PetaLibrary enclosure 1 hardware failure, 12 allocations offline
Incident Report for CU Boulder RC
Resolved
The direct cause of the failure that took the enclosure offline is still unknown, but we are pursuing a possible conflict between a software package and the hardware platform with the vendor. If this was related to the failure, we will update the software during our next maintenance day. 24 hours after the failure we have seen no further signs of problems, and are closing the incident.
Posted Sep 01, 2023 - 16:11 MDT
Monitoring
The issue has been identified and a fix is in place.
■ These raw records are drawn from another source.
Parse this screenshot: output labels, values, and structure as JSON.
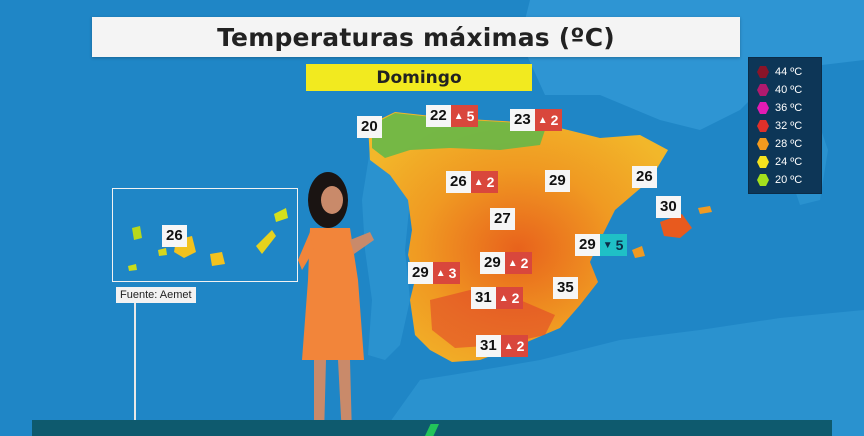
{
  "title": "Temperaturas máximas (ºC)",
  "day": "Domingo",
  "source": "Fuente: Aemet",
  "colors": {
    "sea": "#1f86c6",
    "land_hot": "#e8621c",
    "land_warm": "#f2a21c",
    "land_mild": "#f6d22a",
    "north_green": "#4fb34f",
    "up_badge": "#d9473c",
    "down_badge": "#1fc0c6"
  },
  "legend": [
    {
      "label": "44 ºC",
      "color": "#8a1428"
    },
    {
      "label": "40 ºC",
      "color": "#b01a6e"
    },
    {
      "label": "36 ºC",
      "color": "#e21bb4"
    },
    {
      "label": "32 ºC",
      "color": "#e0302a"
    },
    {
      "label": "28 ºC",
      "color": "#f39a1e"
    },
    {
      "label": "24 ºC",
      "color": "#f3e21e"
    },
    {
      "label": "20 ºC",
      "color": "#a3e01c"
    }
  ],
  "temperatures": {
    "galicia": {
      "value": "20"
    },
    "asturias": {
      "value": "22",
      "delta": "5",
      "direction": "up"
    },
    "pais_vasco": {
      "value": "23",
      "delta": "2",
      "direction": "up"
    },
    "burgos": {
      "value": "26",
      "delta": "2",
      "direction": "up"
    },
    "zaragoza": {
      "value": "29"
    },
    "barcelona": {
      "value": "26"
    },
    "baleares": {
      "value": "30"
    },
    "madrid": {
      "value": "27"
    },
    "valencia": {
      "value": "29",
      "delta": "5",
      "direction": "down"
    },
    "badajoz": {
      "value": "29",
      "delta": "3",
      "direction": "up"
    },
    "albacete": {
      "value": "29",
      "delta": "2",
      "direction": "up"
    },
    "cordoba": {
      "value": "31",
      "delta": "2",
      "direction": "up"
    },
    "murcia": {
      "value": "35"
    },
    "malaga": {
      "value": "31",
      "delta": "2",
      "direction": "up"
    },
    "canarias": {
      "value": "26"
    }
  },
  "icons": {
    "up": "triangle-up-icon",
    "down": "triangle-down-icon"
  }
}
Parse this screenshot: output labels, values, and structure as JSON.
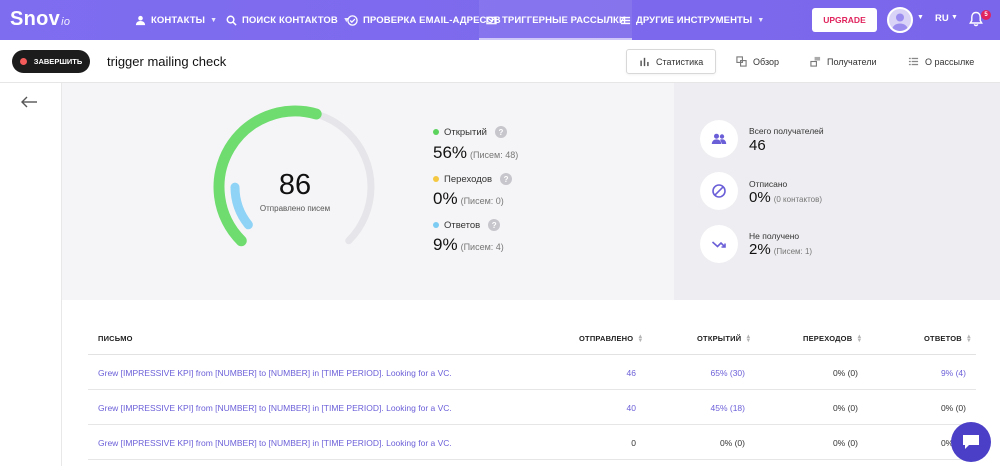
{
  "brand": {
    "name": "Snov",
    "suffix": "io"
  },
  "nav": {
    "items": [
      {
        "label": "КОНТАКТЫ",
        "icon": "user-icon",
        "has_menu": true
      },
      {
        "label": "ПОИСК КОНТАКТОВ",
        "icon": "search-icon",
        "has_menu": true
      },
      {
        "label": "ПРОВЕРКА EMAIL-АДРЕСОВ",
        "icon": "check-circle-icon",
        "has_menu": false
      },
      {
        "label": "ТРИГГЕРНЫЕ РАССЫЛКИ",
        "icon": "mail-icon",
        "has_menu": false,
        "active": true
      },
      {
        "label": "ДРУГИЕ ИНСТРУМЕНТЫ",
        "icon": "menu-icon",
        "has_menu": true
      }
    ],
    "upgrade_label": "UPGRADE",
    "language": "RU",
    "notification_count": "5"
  },
  "campaign": {
    "finish_label": "ЗАВЕРШИТЬ",
    "title": "trigger mailing check",
    "tabs": [
      {
        "label": "Статистика",
        "icon": "bar-chart-icon",
        "active": true
      },
      {
        "label": "Обзор",
        "icon": "overview-icon"
      },
      {
        "label": "Получатели",
        "icon": "recipients-icon"
      },
      {
        "label": "О рассылке",
        "icon": "list-icon"
      }
    ]
  },
  "stats": {
    "sent_count": "86",
    "sent_label": "Отправлено писем",
    "gauge_open_fraction": 0.56,
    "gauge_reply_fraction": 0.09,
    "metrics": [
      {
        "label": "Открытий",
        "value": "56%",
        "detail": "(Писем: 48)",
        "color": "#5cd35c"
      },
      {
        "label": "Переходов",
        "value": "0%",
        "detail": "(Писем: 0)",
        "color": "#f5c842"
      },
      {
        "label": "Ответов",
        "value": "9%",
        "detail": "(Писем: 4)",
        "color": "#7ccbf2"
      }
    ],
    "help_glyph": "?"
  },
  "summary": [
    {
      "label": "Всего получателей",
      "value": "46",
      "detail": "",
      "icon": "users-icon"
    },
    {
      "label": "Отписано",
      "value": "0%",
      "detail": "(0 контактов)",
      "icon": "unsubscribe-icon"
    },
    {
      "label": "Не получено",
      "value": "2%",
      "detail": "(Писем: 1)",
      "icon": "bounce-icon"
    }
  ],
  "table": {
    "headers": {
      "letter": "ПИСЬМО",
      "sent": "ОТПРАВЛЕНО",
      "opened": "ОТКРЫТИЙ",
      "clicks": "ПЕРЕХОДОВ",
      "replies": "ОТВЕТОВ"
    },
    "rows": [
      {
        "letter": "Grew [IMPRESSIVE KPI] from [NUMBER] to [NUMBER] in [TIME PERIOD]. Looking for a VC.",
        "sent": "46",
        "opened": "65% (30)",
        "clicks": "0% (0)",
        "replies": "9% (4)"
      },
      {
        "letter": "Grew [IMPRESSIVE KPI] from [NUMBER] to [NUMBER] in [TIME PERIOD]. Looking for a VC.",
        "sent": "40",
        "opened": "45% (18)",
        "clicks": "0% (0)",
        "replies": "0% (0)"
      },
      {
        "letter": "Grew [IMPRESSIVE KPI] from [NUMBER] to [NUMBER] in [TIME PERIOD]. Looking for a VC.",
        "sent": "0",
        "opened": "0% (0)",
        "clicks": "0% (0)",
        "replies": "0% (0)"
      }
    ]
  },
  "colors": {
    "accent": "#7b68ee",
    "link": "#6b5fd8",
    "upgrade": "#e0245e",
    "chat": "#4a3fc6"
  }
}
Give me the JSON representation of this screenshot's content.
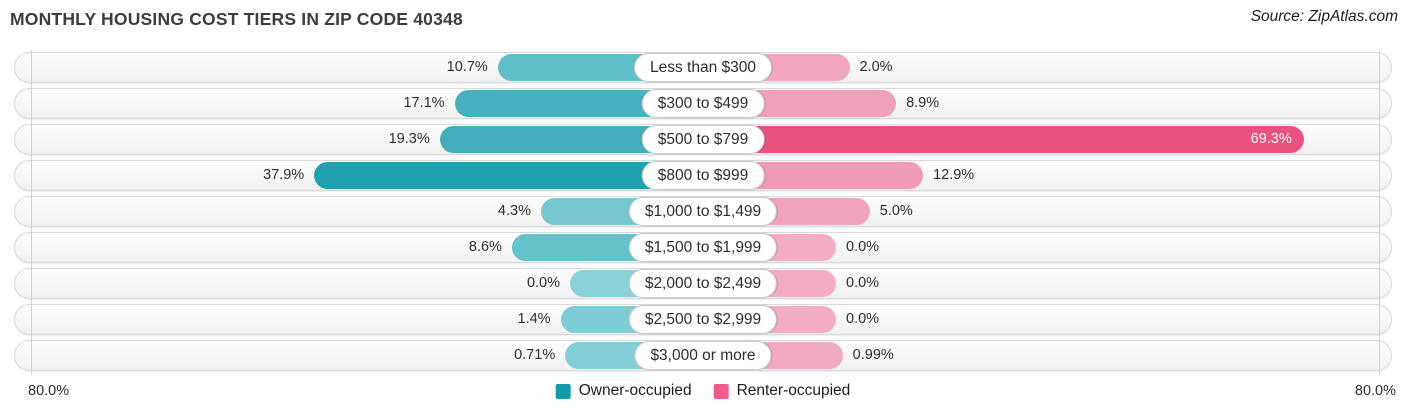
{
  "header": {
    "title": "MONTHLY HOUSING COST TIERS IN ZIP CODE 40348",
    "source": "Source: ZipAtlas.com"
  },
  "chart_data": {
    "type": "bar",
    "variant": "diverging-horizontal-pyramid",
    "title": "Monthly Housing Cost Tiers in Zip Code 40348",
    "categories": [
      "Less than $300",
      "$300 to $499",
      "$500 to $799",
      "$800 to $999",
      "$1,000 to $1,499",
      "$1,500 to $1,999",
      "$2,000 to $2,499",
      "$2,500 to $2,999",
      "$3,000 or more"
    ],
    "series": [
      {
        "name": "Owner-occupied",
        "side": "left",
        "color": "#159aaa",
        "values": [
          10.7,
          17.1,
          19.3,
          37.9,
          4.3,
          8.6,
          0.0,
          1.4,
          0.71
        ]
      },
      {
        "name": "Renter-occupied",
        "side": "right",
        "color": "#ef5c8c",
        "values": [
          2.0,
          8.9,
          69.3,
          12.9,
          5.0,
          0.0,
          0.0,
          0.0,
          0.99
        ]
      }
    ],
    "value_labels": {
      "owner": [
        "10.7%",
        "17.1%",
        "19.3%",
        "37.9%",
        "4.3%",
        "8.6%",
        "0.0%",
        "1.4%",
        "0.71%"
      ],
      "renter": [
        "2.0%",
        "8.9%",
        "69.3%",
        "12.9%",
        "5.0%",
        "0.0%",
        "0.0%",
        "0.0%",
        "0.99%"
      ]
    },
    "bar_colors": {
      "owner": [
        "#5fbec8",
        "#49b0bf",
        "#43adbc",
        "#21a0af",
        "#76c7cf",
        "#65c1ca",
        "#8ad2d8",
        "#7fcdd4",
        "#84cfd6"
      ],
      "renter": [
        "#f2a6c2",
        "#f09fbd",
        "#e9517f",
        "#ef9ab9",
        "#f1a3c0",
        "#f3abc6",
        "#f3abc6",
        "#f3abc6",
        "#f2a9c4"
      ]
    },
    "renter_label_inside_index": 2,
    "axis": {
      "xlim": [
        0,
        80
      ],
      "left_max_label": "80.0%",
      "right_max_label": "80.0%",
      "gridlines": true
    },
    "legend": {
      "position": "bottom-center",
      "items": [
        {
          "label": "Owner-occupied",
          "color": "#159aaa"
        },
        {
          "label": "Renter-occupied",
          "color": "#ef5c8c"
        }
      ]
    }
  }
}
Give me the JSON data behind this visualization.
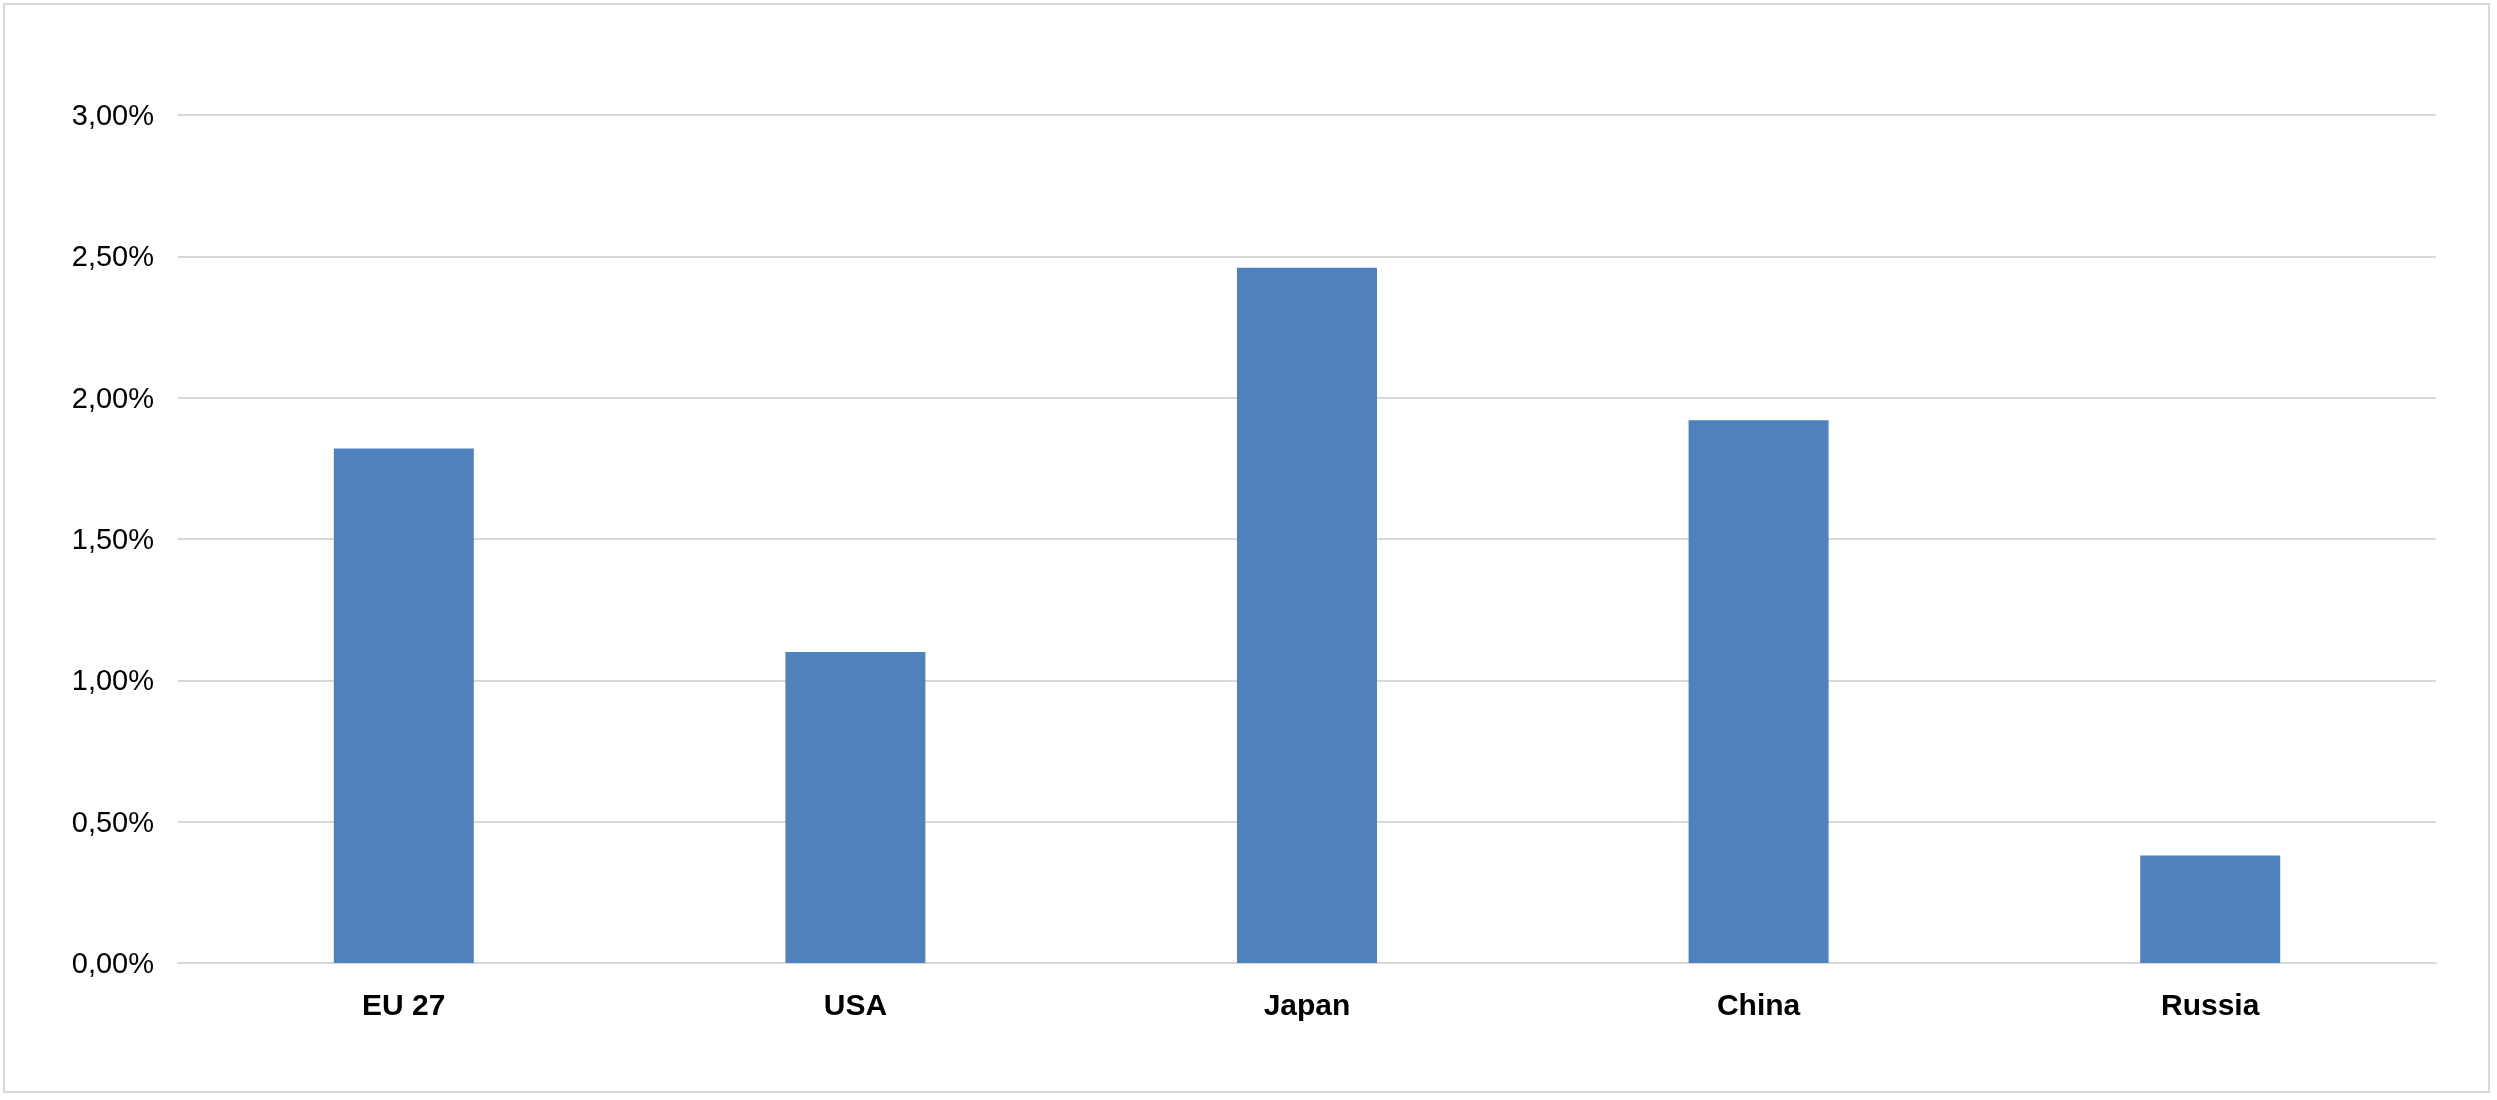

We'll continue to monitor and follow up with the hardware vendor tomorrow.
Posted Aug 31, 2023 - 19:25 MDT
Investigating
A single PetaLibrary enclosure is offline, affecting the following allocations:

CCPM
JKL_IDEAL
JKL_OBS
JKL_REAL
JKL_TEACHING
Randolph_Lab
Stanislabski
Toney-group
bbsrinformatics
bbsrinformaticsdata
caruthers-research
phet

We are working to determine the cause of the failure. The vendor has been notified and we are heading to the data center to troubleshoot further. Most other allocations will be unaffected, although we may need to move services between hosts to isolate a hardware issue, which could cause brief outages for some allocations not listed above.
Posted Aug 31, 2023 - 13:23 MDT
This incident affected: PetaLibrary.